Editor’s note: this article originally appeared in Legaltech News.
Of the many changes that emerged from the 2015 FRCP amendments, none has spurred uncertainty within the legal community as much as Rule 26(b)(1) and its emphasis on proportionality. Judges and counsel alike have wrestled to apply the new rule, leaving 2016 case law rife with complex, fact-based interpretations. Even the Sedona Conference issued a publication addressing this issue in their recent publication, Commentary on Proportionality in Electronic Discovery (with public comments due Jan. 31, 2017). As we head into 2017, one conclusion is certain: Proportionality is here to stay.
What Is Proportionality?
Rule 26(b)(1) provides a list of factors, requiring parties to take into account “the amount in controversy,” “the parties’ resources” and “the importance of the issues at stake in the action,” among other factors. At its core, proportionality is about balance, ensuring that parties receive the information they need to plead their claims and argue their defenses, while curtailing expensive and time-consuming waste. While the concept of proportionality seems simple enough, applying it can be difficult for parties.
One mistake counsel make is to look at the factors involving monetary expenditures and stop their analysis there. However, as the Sedona Conference Publication indicates, this is just the beginning of the analysis. Courts care about the claims at issue, and they still have the same commitment to ensuring that parties will have the relevant information that they need.
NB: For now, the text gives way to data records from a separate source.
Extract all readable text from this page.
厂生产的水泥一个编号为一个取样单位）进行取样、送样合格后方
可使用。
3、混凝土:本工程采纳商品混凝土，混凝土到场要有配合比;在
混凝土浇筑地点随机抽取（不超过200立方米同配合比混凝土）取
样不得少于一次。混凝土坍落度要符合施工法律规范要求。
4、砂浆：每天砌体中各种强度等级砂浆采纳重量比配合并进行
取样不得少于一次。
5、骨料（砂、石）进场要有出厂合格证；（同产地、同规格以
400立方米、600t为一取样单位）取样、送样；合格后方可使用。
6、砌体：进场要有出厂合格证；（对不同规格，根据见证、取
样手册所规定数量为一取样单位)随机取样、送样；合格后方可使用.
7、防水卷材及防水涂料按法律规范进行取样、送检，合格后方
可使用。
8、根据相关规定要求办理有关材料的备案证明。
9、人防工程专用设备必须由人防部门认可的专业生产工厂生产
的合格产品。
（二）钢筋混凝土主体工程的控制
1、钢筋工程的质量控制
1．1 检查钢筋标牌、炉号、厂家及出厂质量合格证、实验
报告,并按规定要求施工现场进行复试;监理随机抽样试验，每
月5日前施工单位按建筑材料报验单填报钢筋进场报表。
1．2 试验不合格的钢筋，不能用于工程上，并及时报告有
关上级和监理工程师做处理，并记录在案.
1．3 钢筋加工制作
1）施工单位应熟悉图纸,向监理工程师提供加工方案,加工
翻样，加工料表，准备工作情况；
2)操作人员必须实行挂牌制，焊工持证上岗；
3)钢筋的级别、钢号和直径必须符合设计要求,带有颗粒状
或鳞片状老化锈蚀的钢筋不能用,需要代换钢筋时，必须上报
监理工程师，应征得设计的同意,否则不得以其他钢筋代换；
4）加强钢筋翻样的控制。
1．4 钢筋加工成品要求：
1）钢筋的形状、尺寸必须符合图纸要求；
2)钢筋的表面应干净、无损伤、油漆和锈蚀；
Relevance still matters, but it no longer stands alone. Courts are now more likely to say “no” to requests that are designed to burden parties and have relatively little value.
Another mistake that counsel make is to tell a judge that a discovery request is not proportional but then offer no suggestion as to how a request can be altered to make it so. If a discovery request is too broad, offer a suggestion as to how it can be narrowed, and be prepared to show the court documentation for costs involved. Where scope of discovery is in dispute, show the court a willingness to cooperate and be in contact with the opposing party when issues arise, rather than filing a motion to compel at the first sign of conflict. In 2017, more Rule 26(b)(1) opinions will have judges admonishing parties for failing to attempt to cooperate with each other. In fact, in the latter part of 2016, judges were increasingly reminding parties that the court is a last resort—not the first—when it comes to managing scope of discovery.
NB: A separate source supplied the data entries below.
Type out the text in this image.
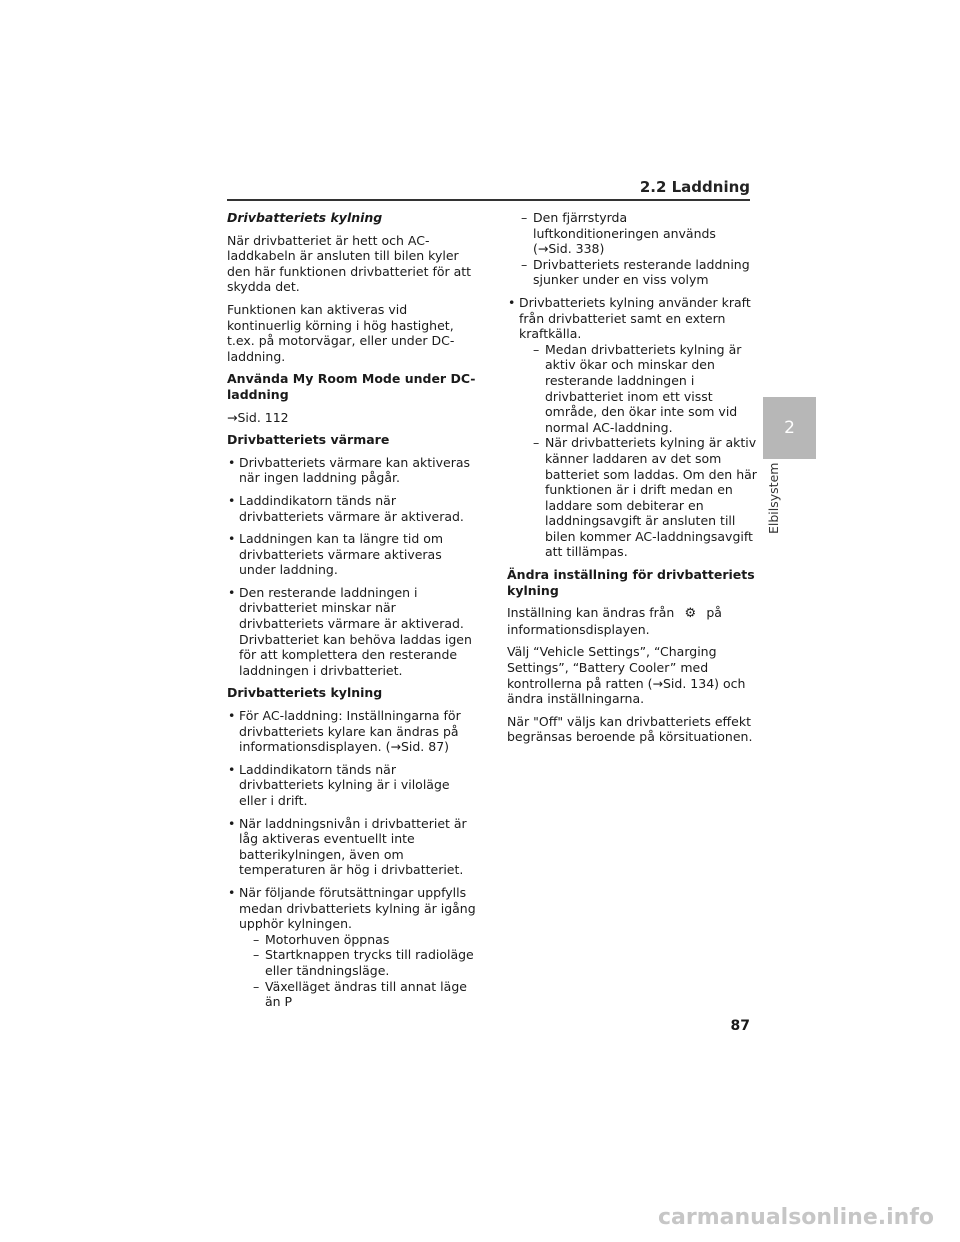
2.2 Laddning
2
Elbilsystem

Drivbatteriets kylning

När drivbatteriet är hett och AC-laddkabeln är ansluten till bilen kyler den här funktionen drivbatteriet för att skydda det.

Funktionen kan aktiveras vid kontinuerlig körning i hög hastighet, t.ex. på motorvägar, eller under DC-laddning.

Använda My Room Mode under DC-laddning

→Sid. 112

Drivbatteriets värmare

• Drivbatteriets värmare kan aktiveras när ingen laddning pågår.
• Laddindikatorn tänds när drivbatteriets värmare är aktiverad.
• Laddningen kan ta längre tid om drivbatteriets värmare aktiveras under laddning.
• Den resterande laddningen i drivbatteriet minskar när drivbatteriets värmare är aktiverad. Drivbatteriet kan behöva laddas igen för att komplettera den resterande laddningen i drivbatteriet.

Drivbatteriets kylning

• För AC-laddning: Inställningarna för drivbatteriets kylare kan ändras på informationsdisplayen. (→Sid. 87)
• Laddindikatorn tänds när drivbatteriets kylning är i viloläge eller i drift.
• När laddningsnivån i drivbatteriet är låg aktiveras eventuellt inte batterikylningen, även om temperaturen är hög i drivbatteriet.
• När följande förutsättningar uppfylls medan drivbatteriets kylning är igång upphör kylningen.
– Motorhuven öppnas
– Startknappen trycks till radioläge eller tändningsläge.
– Växelläget ändras till annat läge än P
– Den fjärrstyrda luftkonditioneringen används (→Sid. 338)
– Drivbatteriets resterande laddning sjunker under en viss volym
• Drivbatteriets kylning använder kraft från drivbatteriet samt en extern kraftkälla.
– Medan drivbatteriets kylning är aktiv ökar och minskar den resterande laddningen i drivbatteriet inom ett visst område, den ökar inte som vid normal AC-laddning.
– När drivbatteriets kylning är aktiv känner laddaren av det som batteriet som laddas. Om den här funktionen är i drift medan en laddare som debiterar en laddningsavgift är ansluten till bilen kommer AC-laddningsavgift att tillämpas.

Ändra inställning för drivbatteriets kylning

Inställning kan ändras från ⚙ på informationsdisplayen.

Välj “Vehicle Settings”, “Charging Settings”, “Battery Cooler” med kontrollerna på ratten (→Sid. 134) och ändra inställningarna.

När "Off" väljs kan drivbatteriets effekt begränsas beroende på körsituationen.

87
carmanualsonline.info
What We Have Learned in 2016
A blanket rule cannot be crafted to determine whether a request is proportional. In many of the Rule 26(b)(1) opinions in 2016, the courts took each specific discovery request and applied proportionality to the facts at hand. While judges might not be able to define proportionality, they recognize it when it is presented to them. When the proportionality analysis is so fact-specific, the job of counsel is to demonstrate to a judge how proportionality can work in the case. In a world buried in data, to be successful in gaining access to the most critical information, counsel must see proportionality as a tool and not a constraint.
In 2017, the expectation will be even higher for counsel to have adopted and be proficient with the new rules. Judges will have less and less patience for those who still apply the old “reasonably-calculated” language of Rule 26(b)(1). While in 2016, some courts themselves were still applying the old standard, in 2017, courts will expect parties to have fully acclimated themselves to the new rule. Courts are getting tired of paring down broad discovery requests and instead are sending the dispute back to the parties with orders to attempt to resolve the issue themselves.
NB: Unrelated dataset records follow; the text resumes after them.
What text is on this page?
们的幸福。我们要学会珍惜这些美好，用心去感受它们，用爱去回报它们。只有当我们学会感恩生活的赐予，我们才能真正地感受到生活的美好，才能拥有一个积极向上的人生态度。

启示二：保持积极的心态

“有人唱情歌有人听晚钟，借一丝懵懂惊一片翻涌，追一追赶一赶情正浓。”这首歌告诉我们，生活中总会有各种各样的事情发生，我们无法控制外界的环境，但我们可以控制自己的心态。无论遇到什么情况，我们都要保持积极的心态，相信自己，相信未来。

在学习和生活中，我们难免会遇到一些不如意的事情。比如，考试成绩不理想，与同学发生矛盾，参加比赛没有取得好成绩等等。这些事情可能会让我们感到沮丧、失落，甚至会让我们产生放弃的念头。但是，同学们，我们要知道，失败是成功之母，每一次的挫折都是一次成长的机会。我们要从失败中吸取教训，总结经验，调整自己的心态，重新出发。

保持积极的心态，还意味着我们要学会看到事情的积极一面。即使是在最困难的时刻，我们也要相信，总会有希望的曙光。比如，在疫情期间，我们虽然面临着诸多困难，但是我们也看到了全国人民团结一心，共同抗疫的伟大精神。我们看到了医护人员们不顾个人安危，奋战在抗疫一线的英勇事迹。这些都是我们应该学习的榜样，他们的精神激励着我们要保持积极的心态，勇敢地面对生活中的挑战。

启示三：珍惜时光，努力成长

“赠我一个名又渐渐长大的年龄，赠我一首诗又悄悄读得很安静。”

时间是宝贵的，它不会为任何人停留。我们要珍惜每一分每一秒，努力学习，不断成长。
Before the 2015 amendments took effect, the legal community was unsure whether the new emphasis on proportionality meant a material change in ediscovery. The opinions of 2016 have shown that judges have more than wrestled with proportionality; they have embraced it. Gone are the days in which parties can ask for everything and, frankly, strategic litigators know they do not want to be overwhelmed with all that useless data. 2017 will be the year of proportionality, and it is up to counsel to keep pace.